シロクマの屑籠

p_shirokuma(熊代亨)のブログです。原稿に追われてブログ記事はちょっと少なめです

「相手がどんなゲームをプレイしているか」

 
 
こんな文章は20代の人がnoteにまとめて胸を張るべきもので、私が書いてどうすんの? な感じだけど、有料記事パートの枕としてまとめておきたくなったので簡単に書く。
 
 
世の中には、自分と同じ場所に集まり、同じことをやっているようにみえる人がたくさんいる。でも、その人がやっていることの意味、やらざるを得ない理由や背景は自分と同じとは限らない。この「やっている意味ややらざるを得ない理由や背景は自分と同じとは限らない」が把握できているかできていないかは、ときにコミュニケーションの成否をひっくり返したり、会議などの帰趨を左右したりすることがある。
 
たとえばある職場、ある職種において、あと1年で退職が決まっている人と、最近家を建ててローンを支払い始めたばかりの人と、仕事はひととおりできているが身を固めるようなことは未だしていない人では、同じ仕事をしていても、その仕事のバックグラウンドにある動因はかなり違っている=違うゲームをやっていると考えたほうが理解がはかどる。この場合、退職が決まっている人がやっているゲームは、退職金が貰えるまで無事に勤めあげることで、ローンを支払いはいじめたばかりの人もある程度はそれに近い。ローンを支払い始める前に比べれば、彼のゲームは堅実志向なものに傾いていると推測できる。そして仕事能力は十分だけど身を固めていない若い人は、転職も視野に入れながらもっと強力に上昇志向なワークスタイルを採用している可能性がある。
 
もちろんこれは一例だ。なかには退職まぎわでもスレスレギリギリの仕事を気合い入れてやっている人だっているだろうし、仕事をひととおり覚えた若手が若いのにディフェンシブなワークスタイルを望んでいることだってあるだろう。それらも、同じ仕事をとおしてそれぞれが異なるゲームをやっていることに他ならない。

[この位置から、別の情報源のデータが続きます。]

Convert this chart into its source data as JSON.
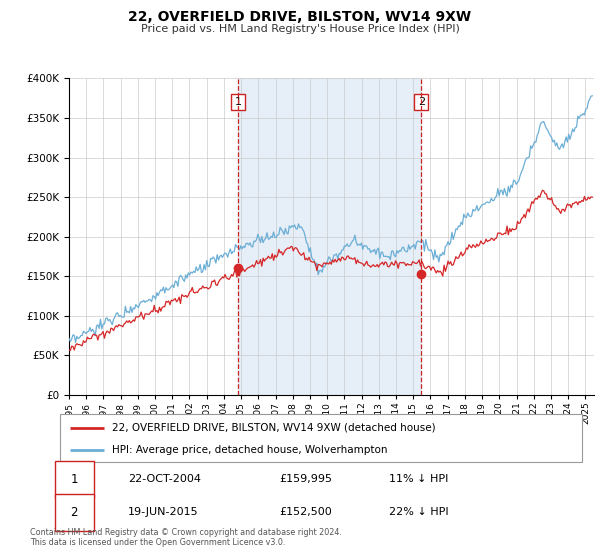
{
  "title": "22, OVERFIELD DRIVE, BILSTON, WV14 9XW",
  "subtitle": "Price paid vs. HM Land Registry's House Price Index (HPI)",
  "legend_line1": "22, OVERFIELD DRIVE, BILSTON, WV14 9XW (detached house)",
  "legend_line2": "HPI: Average price, detached house, Wolverhampton",
  "sale1_label": "1",
  "sale1_date": "22-OCT-2004",
  "sale1_price": "£159,995",
  "sale1_hpi": "11% ↓ HPI",
  "sale1_year": 2004.81,
  "sale1_value": 159995,
  "sale2_label": "2",
  "sale2_date": "19-JUN-2015",
  "sale2_price": "£152,500",
  "sale2_hpi": "22% ↓ HPI",
  "sale2_year": 2015.47,
  "sale2_value": 152500,
  "hpi_color": "#6baed6",
  "price_color": "#d62728",
  "vline_color": "#cc2222",
  "ylim": [
    0,
    400000
  ],
  "xlim_start": 1995.0,
  "xlim_end": 2025.5,
  "footer": "Contains HM Land Registry data © Crown copyright and database right 2024.\nThis data is licensed under the Open Government Licence v3.0."
}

仕事をチェスに比喩するべきか、麻雀に比喩すべきか、ストリートファイター6に比喩すべきかも実際にはさまざまだが、表向き、同じ仕事・同じ営みをやっているようにみえる人でも、このように、背負っていることや動機が異なっていれば実質的には異なるゲームをプレイしている。
 
なぜ、ここでいう「異なるゲームをプレイしている」様子に注目すべきなのか?
それは、相手と協力するにせよ、競り合うにせよ、そのとき相手がどんなゲームをやっているのかを知っていたほうが、そのためのコミュニケーションを円滑に実施できるからだ。

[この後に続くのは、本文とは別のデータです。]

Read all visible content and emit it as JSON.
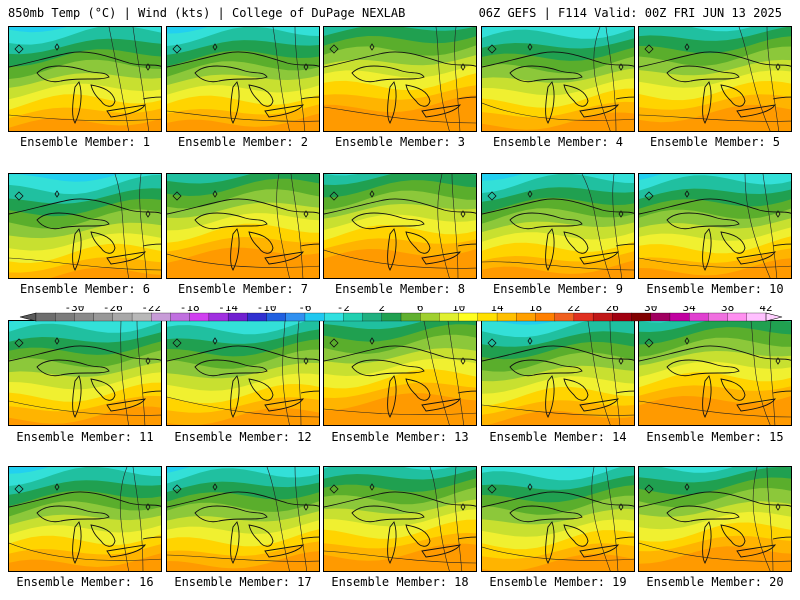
{
  "header": {
    "left": "850mb Temp (°C) | Wind (kts) | College of DuPage NEXLAB",
    "right": "06Z GEFS | F114 Valid: 00Z FRI JUN 13 2025"
  },
  "panels": [
    {
      "label": "Ensemble Member: 1",
      "tone": "cool"
    },
    {
      "label": "Ensemble Member: 2",
      "tone": "cool"
    },
    {
      "label": "Ensemble Member: 3",
      "tone": "warm"
    },
    {
      "label": "Ensemble Member: 4",
      "tone": "cool"
    },
    {
      "label": "Ensemble Member: 5",
      "tone": "mid"
    },
    {
      "label": "Ensemble Member: 6",
      "tone": "cold"
    },
    {
      "label": "Ensemble Member: 7",
      "tone": "warm"
    },
    {
      "label": "Ensemble Member: 8",
      "tone": "warm"
    },
    {
      "label": "Ensemble Member: 9",
      "tone": "cool"
    },
    {
      "label": "Ensemble Member: 10",
      "tone": "cool"
    },
    {
      "label": "Ensemble Member: 11",
      "tone": "cool"
    },
    {
      "label": "Ensemble Member: 12",
      "tone": "cool"
    },
    {
      "label": "Ensemble Member: 13",
      "tone": "warm"
    },
    {
      "label": "Ensemble Member: 14",
      "tone": "cool"
    },
    {
      "label": "Ensemble Member: 15",
      "tone": "warm"
    },
    {
      "label": "Ensemble Member: 16",
      "tone": "cool"
    },
    {
      "label": "Ensemble Member: 17",
      "tone": "cool"
    },
    {
      "label": "Ensemble Member: 18",
      "tone": "mid"
    },
    {
      "label": "Ensemble Member: 19",
      "tone": "cool"
    },
    {
      "label": "Ensemble Member: 20",
      "tone": "mid"
    }
  ],
  "colorbar": {
    "tick_labels": [
      "-30",
      "-26",
      "-22",
      "-18",
      "-14",
      "-10",
      "-6",
      "-2",
      "2",
      "6",
      "10",
      "14",
      "18",
      "22",
      "26",
      "30",
      "34",
      "38",
      "42"
    ],
    "colors": [
      "#6e6e6e",
      "#7c7c7c",
      "#8a8a8a",
      "#989898",
      "#a8a8a8",
      "#b8b8b8",
      "#c89cd8",
      "#c070e0",
      "#d040f0",
      "#a030e0",
      "#7020d0",
      "#3030d0",
      "#2060e0",
      "#3090f0",
      "#20c8f0",
      "#30e0e0",
      "#20d0b0",
      "#20b080",
      "#20a050",
      "#60b030",
      "#a0d030",
      "#e0f030",
      "#ffff20",
      "#ffe000",
      "#ffc000",
      "#ffa000",
      "#ff8000",
      "#f06020",
      "#e03020",
      "#c01818",
      "#a00010",
      "#800000",
      "#a00060",
      "#c000a0",
      "#e040d0",
      "#f070e0",
      "#ff90f0",
      "#ffc0ff"
    ]
  }
}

たとえば退職を意識し無事に勤め上げたがっていると判明している相手と何か交渉をするとしたら、相手がそういうゲームのプレイヤーであることを意識してコミュニケーションしたほうが円滑にことが運ぶだろう。恫喝するにせよ、協力を依頼するにせよ、相手がどういうゲームをやっているのか、つまり相手がどう仕事と関わっているのかのメタ情報を知っておけば、スムーズな協力、あるいは効果的なハックや離反策をとることもできる。
 
同じく、相手が上昇志向のオフェンシブなゲームをやっているとか、相手が安定志向のディフェンシブなゲームをやっているとか察知しておけば、相手に協力を依頼する際、または相手を牽制しなければならない際にはその情報が使える。オフェンシブなゲームとして仕事をやっている人間の協力を得やすいこと、同じくディフェンシブなゲームとして仕事をやっている人間の協力を得やすいことは、ある。逆もまた然りだ。
 
ここではわかりやすい要素を挙げたに留めたが、実際には、自分自身と自分以外が仕事をとおして、または趣味をとおしてやっているゲームはもっと色々な要素群から成っていて、その取り合わせのバリエーションにはきりがない。保守政党のことを良く思っているのかいないのか、古い家族制度に賛成か反対か、どの上司と仲が良くてときたまゴルフ等に出かけているか、等々もゲームの構成要素とみておいたほうがいい。そうしたことの総合として、仕事をとおして何を達成することに重点が置かれているのか、仕事をとおして何かを達成する際に準備できるリソース事情はどのようなものか、は、同じ場所で同じ仕事をしている者同士でもまちまちである。そうしたことを知っているのと知らないのでは、協力するにせよ競争するにせよ与しやすさはまったく違う。
 
相手がプレイしているゲームはどういうゲームなのか、を知っていれば、それは相手が次にどういう行動をとりがちなのかを予測しやすく、相手がどういう誘因によって誘われるのかを利用しやすくなる。相手が喜ぶことと相手が嫌がることを把握することにもつながるので、(必要なら、だが)好かれたいと思った時も距離を取りたいと思った時も役に立つ。
 
だから相手のゲームを理解すること、類推することはとても重要で、社会適応の帰趨を左右する。他人の行動傾向を予測するメタ情報の把握の仕方や記述の仕方にはいろいろな方法があろうが、相手がどんなゲームをプレイしているのか、というテンプレートはけっこう使いやすく、想像もしやすいのでおすすめだ。そういう目でひとつひとつのSNSアカウントやはてなブックマーカーを眺めてみるのも面白い。「この人は、どんなゲームをプレイしているのか」を考えてみると、相手のことをいかに自分がよくわかっていないのか、伏せられた札が多いのかを思い出し、自省するにも役に立つ。
 
相手がどんなゲームをプレイしているのかを知ることも大事だけど、知ろうとすること、いかに自分が知らずに済ませているのかを知ることも同じく大事だ。この着想の有無や濃淡は、コミュニケーションや人間関係の帰趨に必ず影響を及ぼすだろう。
 
 
※以下の有料パートが書きたくてこれを書いたのですが、でも無料パートで言いたいことはだいたい言えた気もするので、よしとします。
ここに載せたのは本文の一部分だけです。